Quali azioni concrete possiamo allora mettere in campo?
«Innanzitutto noi adulti dobbiamo cambiare il paradigma del pensiero, per primo: riconoscerli, che vuol dire ricordarsi che lo siamo stati anche noi adulti di oggi; ricordarsi delle emozioni, delle paure, delle incertezze e dei sogni che avevamo. Questo implica vederli come un’opportunità e non come un problema. Poi, di fronte a episodi come quelli accaduti in Altotevere, non rispondere con la repressione. Si inciderebbe solo sugli effetti, ma non sulle cause che hanno portato al problema stesso. Diversamente, vanno implementati gli spazi di condivisione, di co-progettazione, di relazione. Fare più comunità e non isolarli. I ragazzi non vanno confinati, ghettizzati, ma indirizzati, compresi e questo compito spetta agli adulti, a partire dalla famiglia che non va lasciata sola. Questo non significa che dobbiamo giustificare i gesti pubblicizzati nel video, ma bisogna perlomeno provare a capire i ragazzi e favorire percorsi di inclusione. E, non da ultimo, serve che la politica metta sul piatto le risorse necessarie per tornare a investire nelle politiche per gli adolescenti e i giovani. Non mi sembra che siano previste risorse adeguate nel Pnrr e il bonus psicologo è fumo negli occhi.

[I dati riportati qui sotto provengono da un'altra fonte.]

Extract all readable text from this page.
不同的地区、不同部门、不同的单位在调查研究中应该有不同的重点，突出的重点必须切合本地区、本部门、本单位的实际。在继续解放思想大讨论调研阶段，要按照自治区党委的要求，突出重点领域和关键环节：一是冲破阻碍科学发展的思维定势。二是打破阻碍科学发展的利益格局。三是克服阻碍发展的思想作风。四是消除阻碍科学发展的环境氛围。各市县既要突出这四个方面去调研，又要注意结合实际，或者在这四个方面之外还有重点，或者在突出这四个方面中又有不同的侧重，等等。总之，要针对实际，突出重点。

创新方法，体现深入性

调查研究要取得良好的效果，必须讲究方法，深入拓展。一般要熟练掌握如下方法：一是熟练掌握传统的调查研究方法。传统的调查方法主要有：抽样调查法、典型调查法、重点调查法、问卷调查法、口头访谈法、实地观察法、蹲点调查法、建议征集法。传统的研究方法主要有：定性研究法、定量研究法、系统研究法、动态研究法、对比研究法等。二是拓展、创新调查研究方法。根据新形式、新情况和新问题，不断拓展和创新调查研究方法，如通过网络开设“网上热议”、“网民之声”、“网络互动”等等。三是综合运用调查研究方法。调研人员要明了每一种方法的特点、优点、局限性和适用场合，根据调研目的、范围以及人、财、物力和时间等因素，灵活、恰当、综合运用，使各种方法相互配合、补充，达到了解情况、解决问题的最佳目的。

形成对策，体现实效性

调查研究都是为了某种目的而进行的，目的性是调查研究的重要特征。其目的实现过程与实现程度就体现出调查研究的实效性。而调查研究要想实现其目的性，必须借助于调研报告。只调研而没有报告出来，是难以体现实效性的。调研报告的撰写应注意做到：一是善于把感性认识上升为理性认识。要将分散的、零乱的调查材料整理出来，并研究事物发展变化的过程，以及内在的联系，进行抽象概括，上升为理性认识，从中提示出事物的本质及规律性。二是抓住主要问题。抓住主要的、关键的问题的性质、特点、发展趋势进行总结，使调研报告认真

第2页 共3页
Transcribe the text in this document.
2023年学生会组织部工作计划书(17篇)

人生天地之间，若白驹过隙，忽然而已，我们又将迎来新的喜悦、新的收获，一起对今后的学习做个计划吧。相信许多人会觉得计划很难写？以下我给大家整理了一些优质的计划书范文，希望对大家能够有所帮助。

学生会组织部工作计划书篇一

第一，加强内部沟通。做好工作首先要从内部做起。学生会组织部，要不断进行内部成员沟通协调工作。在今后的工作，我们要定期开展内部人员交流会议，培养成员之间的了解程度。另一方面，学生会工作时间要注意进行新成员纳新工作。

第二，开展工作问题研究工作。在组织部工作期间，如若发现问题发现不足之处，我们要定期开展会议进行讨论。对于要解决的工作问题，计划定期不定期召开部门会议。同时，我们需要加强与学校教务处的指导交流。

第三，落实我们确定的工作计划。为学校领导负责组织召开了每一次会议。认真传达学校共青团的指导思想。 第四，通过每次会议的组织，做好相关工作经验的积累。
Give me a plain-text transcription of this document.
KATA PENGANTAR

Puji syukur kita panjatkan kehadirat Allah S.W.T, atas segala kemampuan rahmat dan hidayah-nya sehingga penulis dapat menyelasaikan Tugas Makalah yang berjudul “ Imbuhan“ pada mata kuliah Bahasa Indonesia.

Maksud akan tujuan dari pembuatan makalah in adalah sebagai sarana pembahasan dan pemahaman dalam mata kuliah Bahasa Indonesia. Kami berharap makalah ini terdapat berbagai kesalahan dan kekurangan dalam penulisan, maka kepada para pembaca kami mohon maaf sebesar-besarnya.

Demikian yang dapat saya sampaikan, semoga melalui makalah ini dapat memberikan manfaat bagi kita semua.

Vorrei chiudere con una riflessione e una speranza. I ragazzi non sono il futuro del mondo ma l’oggi presente, abitano con noi, sono qui con noi, ma noi adulti li vediamo veramente, ci accorgiamo di loro solo quando finiscono in modo negativo nei giornali. La mia speranza, e questo è il mio impegno di uomo, padre e professionista, è che in un’epoca dove la pandemia ha inciso ed incide sulla psiche di tutti e dove il futuro appare più incerto per tutti noi, io colgo una opportunità: costruire tutti insieme una nuova socialità che accolga tutti, adolescenti compresi. Questa può apparire una utopia che a me piace pensare concreta».
F>oto dal profilo Flickr dell’Ifpri
Condivido quello che dici, caro Aldo. In più aggiungo alle tue riflessioni sulla “adolescenza”, che essa, nel lessico comune e sopratutto dei politici, si è prolungata all’infinito: quando si dice “i giovani” si comprendono tante fasce d’età, dai 15 ai 45/50 anni! Così si crea l’illusione che il futuro sia di là da venire, c’è ancora tanto tempo per prolungare la precarietà, per avere un lavoro dignitoso, crearsi una famiglia e … insomma diventare adulti!
Un caro saluto
Roberta P.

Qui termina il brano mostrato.